What a sorrowful Sunday beneath the sun,
With salty drops carried by the breeze;
I bear a hardened shield of words undone,
For I’ve penned them a thousand times with ease.
I watch the hours groan behind the pane,
The pendulum’s glass, fogged and smeared,
St. Peter’s calendar stands void and plain,
And in the air, the scent of marjoram is seared.
The neighbors sleep as noon draws near,
While we’ve been awake since sirens’ first call.
In ten minutes, I’ll roast the chicken here,
And we’ll ponder how to hate this calm.
What a dreary winter Sunday we share,
Amid quarrels and pacifiers’ empty pleas.
Perhaps today’s but a frail tether to bear,
Between tomorrows just worse than these.
The bells echo sadly in the narrow streets,
Sounding even more forlorn than we,
As we await our meal, our silence greets,
I dressed for the office, you a cowboy to be.
What a bleak month to spend together,
How the umbrella at the door annoys,
I speak of the weather, you wish for better,
And perhaps it might soothe my crooked joys.
Not even football do I seek on the screen,
For today, I limit myself to idle and drear.
Maybe I’ll take you where memories have been,
To that slide you call, where prisons appear.
I miss you more when you’re by my side,
For I think on how distant I once had been,
At twenty-three years, with promises tied,
But none kept, as the days have thinned.
What a sad day to speak of all this,
Tomorrow I’d lose the thread once more,
Back to the office, where meats are the gist,
While you live in your world of preschool lore.
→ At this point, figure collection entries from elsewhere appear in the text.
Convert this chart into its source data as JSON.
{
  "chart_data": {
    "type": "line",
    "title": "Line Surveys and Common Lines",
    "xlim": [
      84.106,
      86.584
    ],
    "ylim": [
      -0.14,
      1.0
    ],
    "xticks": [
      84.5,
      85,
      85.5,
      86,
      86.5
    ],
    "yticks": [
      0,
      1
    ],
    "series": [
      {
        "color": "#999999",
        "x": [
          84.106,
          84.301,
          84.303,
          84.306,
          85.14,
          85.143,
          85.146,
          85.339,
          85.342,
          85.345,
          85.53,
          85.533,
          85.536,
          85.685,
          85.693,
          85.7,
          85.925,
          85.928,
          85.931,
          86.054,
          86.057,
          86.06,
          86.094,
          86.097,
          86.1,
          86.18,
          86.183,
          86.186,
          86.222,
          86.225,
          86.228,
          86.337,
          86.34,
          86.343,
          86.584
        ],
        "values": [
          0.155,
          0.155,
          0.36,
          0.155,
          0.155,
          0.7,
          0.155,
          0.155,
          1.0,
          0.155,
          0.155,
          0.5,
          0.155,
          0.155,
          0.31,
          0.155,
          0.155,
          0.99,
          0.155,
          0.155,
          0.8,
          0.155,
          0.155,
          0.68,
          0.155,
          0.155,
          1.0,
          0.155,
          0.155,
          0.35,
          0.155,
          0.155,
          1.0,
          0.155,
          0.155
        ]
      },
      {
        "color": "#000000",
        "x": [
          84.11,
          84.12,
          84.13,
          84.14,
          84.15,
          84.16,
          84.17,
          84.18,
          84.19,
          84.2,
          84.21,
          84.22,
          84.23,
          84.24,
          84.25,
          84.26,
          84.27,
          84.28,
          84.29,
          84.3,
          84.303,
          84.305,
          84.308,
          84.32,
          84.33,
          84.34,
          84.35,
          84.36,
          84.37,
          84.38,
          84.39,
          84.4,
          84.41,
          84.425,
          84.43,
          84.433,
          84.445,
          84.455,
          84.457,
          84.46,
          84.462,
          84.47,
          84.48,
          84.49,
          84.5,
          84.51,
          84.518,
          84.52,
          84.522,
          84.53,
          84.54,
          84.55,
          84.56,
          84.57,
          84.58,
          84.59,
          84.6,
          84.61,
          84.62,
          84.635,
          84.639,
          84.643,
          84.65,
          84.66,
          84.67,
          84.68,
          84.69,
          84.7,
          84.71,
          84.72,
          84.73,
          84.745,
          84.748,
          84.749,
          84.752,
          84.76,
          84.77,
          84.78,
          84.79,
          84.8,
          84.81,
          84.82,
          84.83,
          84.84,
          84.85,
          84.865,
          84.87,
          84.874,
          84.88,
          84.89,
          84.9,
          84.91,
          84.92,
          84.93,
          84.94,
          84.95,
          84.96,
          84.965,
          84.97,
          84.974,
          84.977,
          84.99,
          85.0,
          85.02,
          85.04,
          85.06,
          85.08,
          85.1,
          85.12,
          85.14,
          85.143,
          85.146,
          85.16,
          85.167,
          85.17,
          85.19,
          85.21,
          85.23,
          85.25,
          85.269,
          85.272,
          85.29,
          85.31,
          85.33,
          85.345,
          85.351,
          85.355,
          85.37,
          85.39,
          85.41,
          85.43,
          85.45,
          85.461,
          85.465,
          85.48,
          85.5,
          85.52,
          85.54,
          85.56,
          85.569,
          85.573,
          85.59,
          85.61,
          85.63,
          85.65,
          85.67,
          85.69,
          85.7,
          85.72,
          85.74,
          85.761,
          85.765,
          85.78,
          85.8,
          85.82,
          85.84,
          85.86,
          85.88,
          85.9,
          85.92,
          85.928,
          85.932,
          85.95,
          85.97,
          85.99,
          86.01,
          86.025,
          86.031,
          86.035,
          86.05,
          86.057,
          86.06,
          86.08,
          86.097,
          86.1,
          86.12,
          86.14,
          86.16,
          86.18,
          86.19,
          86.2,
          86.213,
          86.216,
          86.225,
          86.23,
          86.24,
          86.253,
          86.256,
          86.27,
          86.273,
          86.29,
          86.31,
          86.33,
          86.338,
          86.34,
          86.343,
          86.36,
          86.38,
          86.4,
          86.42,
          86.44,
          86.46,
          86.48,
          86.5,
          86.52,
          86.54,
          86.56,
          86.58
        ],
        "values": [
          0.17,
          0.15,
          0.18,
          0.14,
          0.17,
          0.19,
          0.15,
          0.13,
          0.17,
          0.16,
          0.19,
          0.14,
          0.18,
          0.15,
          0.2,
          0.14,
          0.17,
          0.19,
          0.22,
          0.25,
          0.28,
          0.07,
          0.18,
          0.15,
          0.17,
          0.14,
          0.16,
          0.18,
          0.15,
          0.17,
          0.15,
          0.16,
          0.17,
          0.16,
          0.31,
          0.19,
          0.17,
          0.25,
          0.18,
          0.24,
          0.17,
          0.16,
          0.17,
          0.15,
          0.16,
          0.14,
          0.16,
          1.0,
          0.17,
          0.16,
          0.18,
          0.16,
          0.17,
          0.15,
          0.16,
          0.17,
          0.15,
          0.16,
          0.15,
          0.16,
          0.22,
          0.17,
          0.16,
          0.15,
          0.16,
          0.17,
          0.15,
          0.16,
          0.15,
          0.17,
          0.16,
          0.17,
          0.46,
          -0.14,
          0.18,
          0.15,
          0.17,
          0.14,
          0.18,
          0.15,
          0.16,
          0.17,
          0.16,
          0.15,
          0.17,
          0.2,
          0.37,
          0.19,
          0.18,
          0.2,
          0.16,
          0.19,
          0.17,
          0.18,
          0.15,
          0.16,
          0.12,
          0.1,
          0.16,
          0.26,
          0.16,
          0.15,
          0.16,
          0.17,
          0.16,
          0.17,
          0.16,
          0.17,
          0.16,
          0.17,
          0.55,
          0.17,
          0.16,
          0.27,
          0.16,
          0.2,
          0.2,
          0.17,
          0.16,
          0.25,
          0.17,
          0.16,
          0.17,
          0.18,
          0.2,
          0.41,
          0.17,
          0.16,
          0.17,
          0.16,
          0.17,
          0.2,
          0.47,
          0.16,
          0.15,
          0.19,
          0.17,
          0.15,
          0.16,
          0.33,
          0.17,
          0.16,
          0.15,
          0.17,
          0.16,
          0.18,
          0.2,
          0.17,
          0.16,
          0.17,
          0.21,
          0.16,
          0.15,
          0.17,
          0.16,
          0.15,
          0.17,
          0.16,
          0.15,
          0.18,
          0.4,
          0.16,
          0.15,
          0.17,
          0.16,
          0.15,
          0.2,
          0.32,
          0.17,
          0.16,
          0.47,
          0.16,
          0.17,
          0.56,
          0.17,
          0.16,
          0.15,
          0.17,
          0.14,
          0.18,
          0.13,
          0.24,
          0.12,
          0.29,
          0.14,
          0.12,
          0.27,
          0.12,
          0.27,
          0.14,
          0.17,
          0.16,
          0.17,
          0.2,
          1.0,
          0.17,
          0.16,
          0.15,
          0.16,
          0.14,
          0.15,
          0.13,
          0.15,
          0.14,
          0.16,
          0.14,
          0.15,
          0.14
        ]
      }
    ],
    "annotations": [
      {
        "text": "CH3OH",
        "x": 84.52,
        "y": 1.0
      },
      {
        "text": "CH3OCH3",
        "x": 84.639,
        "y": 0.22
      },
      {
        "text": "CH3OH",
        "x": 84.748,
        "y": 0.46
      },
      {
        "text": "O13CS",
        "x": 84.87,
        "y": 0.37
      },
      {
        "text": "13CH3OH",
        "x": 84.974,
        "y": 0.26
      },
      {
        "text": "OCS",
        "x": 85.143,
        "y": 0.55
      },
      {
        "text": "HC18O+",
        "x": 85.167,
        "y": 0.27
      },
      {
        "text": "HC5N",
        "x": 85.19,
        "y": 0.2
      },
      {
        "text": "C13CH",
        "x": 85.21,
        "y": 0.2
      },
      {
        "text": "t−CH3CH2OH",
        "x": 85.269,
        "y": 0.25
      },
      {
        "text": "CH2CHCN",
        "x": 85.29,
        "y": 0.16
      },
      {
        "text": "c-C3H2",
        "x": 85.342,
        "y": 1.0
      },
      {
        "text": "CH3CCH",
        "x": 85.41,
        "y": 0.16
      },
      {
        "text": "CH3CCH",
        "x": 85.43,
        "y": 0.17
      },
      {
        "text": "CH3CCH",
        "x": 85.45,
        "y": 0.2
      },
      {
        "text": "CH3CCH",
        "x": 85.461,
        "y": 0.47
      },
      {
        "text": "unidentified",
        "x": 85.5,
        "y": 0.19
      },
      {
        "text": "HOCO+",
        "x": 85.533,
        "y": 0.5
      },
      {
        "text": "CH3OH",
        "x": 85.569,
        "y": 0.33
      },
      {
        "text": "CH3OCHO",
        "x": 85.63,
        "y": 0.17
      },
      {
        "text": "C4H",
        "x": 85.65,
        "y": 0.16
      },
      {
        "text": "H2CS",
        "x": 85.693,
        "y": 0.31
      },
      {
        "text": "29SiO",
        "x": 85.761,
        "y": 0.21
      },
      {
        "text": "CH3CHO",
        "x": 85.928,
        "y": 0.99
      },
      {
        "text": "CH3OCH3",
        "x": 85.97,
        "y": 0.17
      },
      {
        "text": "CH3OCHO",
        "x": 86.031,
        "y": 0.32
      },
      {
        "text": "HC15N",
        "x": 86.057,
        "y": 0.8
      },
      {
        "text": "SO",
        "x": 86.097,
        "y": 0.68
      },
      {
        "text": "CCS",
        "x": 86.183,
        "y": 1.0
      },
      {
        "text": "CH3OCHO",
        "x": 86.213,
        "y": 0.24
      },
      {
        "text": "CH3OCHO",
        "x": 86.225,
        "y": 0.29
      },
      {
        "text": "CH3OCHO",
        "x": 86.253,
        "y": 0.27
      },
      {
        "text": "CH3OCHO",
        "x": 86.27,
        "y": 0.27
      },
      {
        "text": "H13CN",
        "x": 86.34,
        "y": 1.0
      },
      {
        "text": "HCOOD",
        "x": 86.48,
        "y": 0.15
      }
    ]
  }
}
You teach me how good it can be
To waste time lying flat on the floor,
To sweep under the rug all the misery
Of a life that’s like bars closing more.
What a useless Sunday for those who live,
Yet perhaps I’ve learned more than enough,
For now, you admire me, with words you give,
How I love those who walk through life rough.
Let me remember you just as now,
As I weep while watching you within,
With your thing colored like dawn somehow,
And your socks mismatched, so akin.
It kills me faster to see you grow
In the world of adults, pushing through,
Than to choke on a cigarette’s slow woe,
And a coffee laced with Sambuca’s hue.